Proceedings, 15th International Meshing Roundtable, Springer-Verlag, pp.215-238, September 17-20 2006

IMR
PROCEEDINGS

15th International Meshing Roundtable
Birmingham, Alabama, U.S.A.
September 17-20, 2006

School of Computer Science
University of Waterloo, Waterloo,
Ontario, Canada, N2L 3G1
rbsimpson@uwaterloo.ca

Abstract
Given a data function, f(x, y), defined for (x, y) in a domain,D and an error measure for approximating f on D, we can call a piecewise linear function, fpl(x, y), acceptable if its error measure is less than or equal to a given error tolerance. Adaptive Delaunay Refinement (ADR) is one approach to generating a mesh for D that can be used to create an acceptable fpl(x, y). A measure of the efficiency of methods for generating a mesh, M, for piecewise approximation is the size of M. In this paper, we present empirical evidence that ADR generated meshes can be twice a large as necessary for producing acceptable interpolants for harmonic functions.
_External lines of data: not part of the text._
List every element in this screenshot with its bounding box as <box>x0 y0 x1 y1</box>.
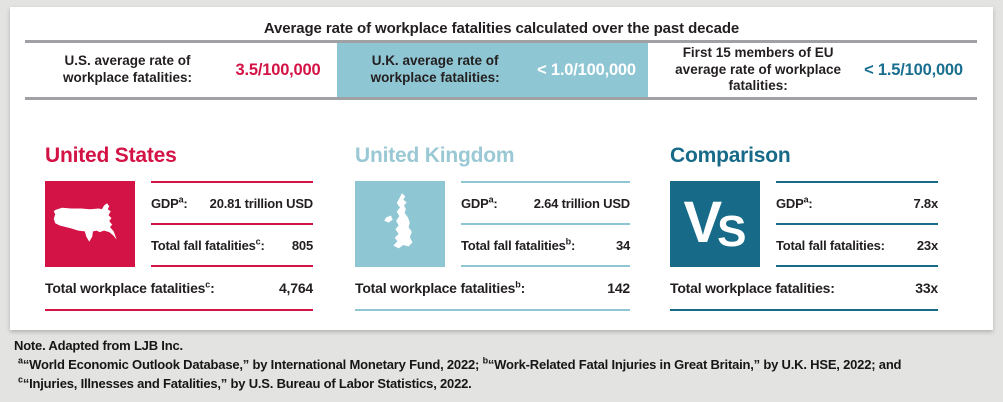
us-section: United States GDPa: 20.81 trillion USD T… <box>45 145 313 311</box>
us-stats: GDPa: 20.81 trillion USD Total fall fata… <box>151 181 313 267</box>
us-rate-value: 3.5/100,000 <box>235 60 321 79</box>
uk-gdp-value: 2.64 trillion USD <box>533 195 630 211</box>
comparison-stats: GDPa: 7.8x Total fall fatalities: 23x <box>776 181 938 267</box>
summary-cell-us: U.S. average rate of workplace fatalitie… <box>25 43 337 97</box>
infographic-panel: Average rate of workplace fatalities cal… <box>10 7 993 330</box>
uk-gdp-row: GDPa: 2.64 trillion USD <box>461 183 630 225</box>
comparison-gdp-row: GDPa: 7.8x <box>776 183 938 225</box>
comparison-section-heading: Comparison <box>670 144 791 167</box>
uk-total-workplace-value: 142 <box>607 280 630 296</box>
eu-rate-value: < 1.5/100,000 <box>864 60 963 79</box>
comparison-gdp-value: 7.8x <box>913 195 938 211</box>
us-section-heading: United States <box>45 144 177 167</box>
footnote-sources-line1: a“World Economic Outlook Database,” by I… <box>18 355 902 372</box>
comparison-fall-fatalities-row: Total fall fatalities: 23x <box>776 225 938 267</box>
summary-row: U.S. average rate of workplace fatalitie… <box>25 40 977 100</box>
us-fall-fatalities-row: Total fall fatalitiesc: 805 <box>151 225 313 267</box>
footnote-sources-line2: c“Injuries, Illnesses and Fatalities,” b… <box>18 374 472 391</box>
panel-title: Average rate of workplace fatalities cal… <box>263 20 740 37</box>
us-gdp-value: 20.81 trillion USD <box>209 195 314 211</box>
comparison-fall-fatalities-value: 23x <box>916 237 938 253</box>
comparison-total-workplace-value: 33x <box>915 280 938 296</box>
us-gdp-row: GDPa: 20.81 trillion USD <box>151 183 313 225</box>
uk-section: United Kingdom GDPa: 2.64 trillion USD T… <box>355 145 630 311</box>
us-rate-label: U.S. average rate of workplace fatalitie… <box>62 53 193 85</box>
us-fall-fatalities-value: 805 <box>291 237 313 253</box>
summary-cell-eu: First 15 members of EU average rate of w… <box>648 43 977 97</box>
comparison-total-workplace-row: Total workplace fatalities: 33x <box>670 280 938 311</box>
uk-rate-value: < 1.0/100,000 <box>537 60 636 79</box>
eu-rate-label: First 15 members of EU average rate of w… <box>675 44 842 94</box>
uk-stats: GDPa: 2.64 trillion USD Total fall fatal… <box>461 181 630 267</box>
footnote: Note. Adapted from LJB Inc. a“World Econ… <box>14 336 999 393</box>
uk-fall-fatalities-row: Total fall fatalitiesb: 34 <box>461 225 630 267</box>
uk-map-silhouette <box>384 193 413 249</box>
footnote-note: Note. Adapted from LJB Inc. <box>14 338 183 353</box>
us-total-workplace-row: Total workplace fatalitiesc: 4,764 <box>45 280 313 311</box>
us-map-icon <box>45 181 135 267</box>
uk-fall-fatalities-value: 34 <box>615 237 630 253</box>
uk-rate-label: U.K. average rate of workplace fatalitie… <box>370 53 500 85</box>
uk-section-heading: United Kingdom <box>355 144 515 167</box>
us-map-silhouette <box>53 203 117 242</box>
us-total-workplace-value: 4,764 <box>278 280 313 296</box>
summary-cell-uk: U.K. average rate of workplace fatalitie… <box>337 43 648 97</box>
uk-total-workplace-row: Total workplace fatalitiesb: 142 <box>355 280 630 311</box>
uk-map-icon <box>355 181 445 267</box>
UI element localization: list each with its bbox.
The error measure used in this study is the maximum of the triangle average L2 errors in M. This observation is based on demonstrating a comparison mesh generating using maximal efficiency mesh theory as reviewed in the paper. There are two different approaches to point placement commonly used in ADR, edge based refinement and circumcenter based refinement. Our study indicates that there is no significant difference in the efficiency of the meshes generated by these two approaches.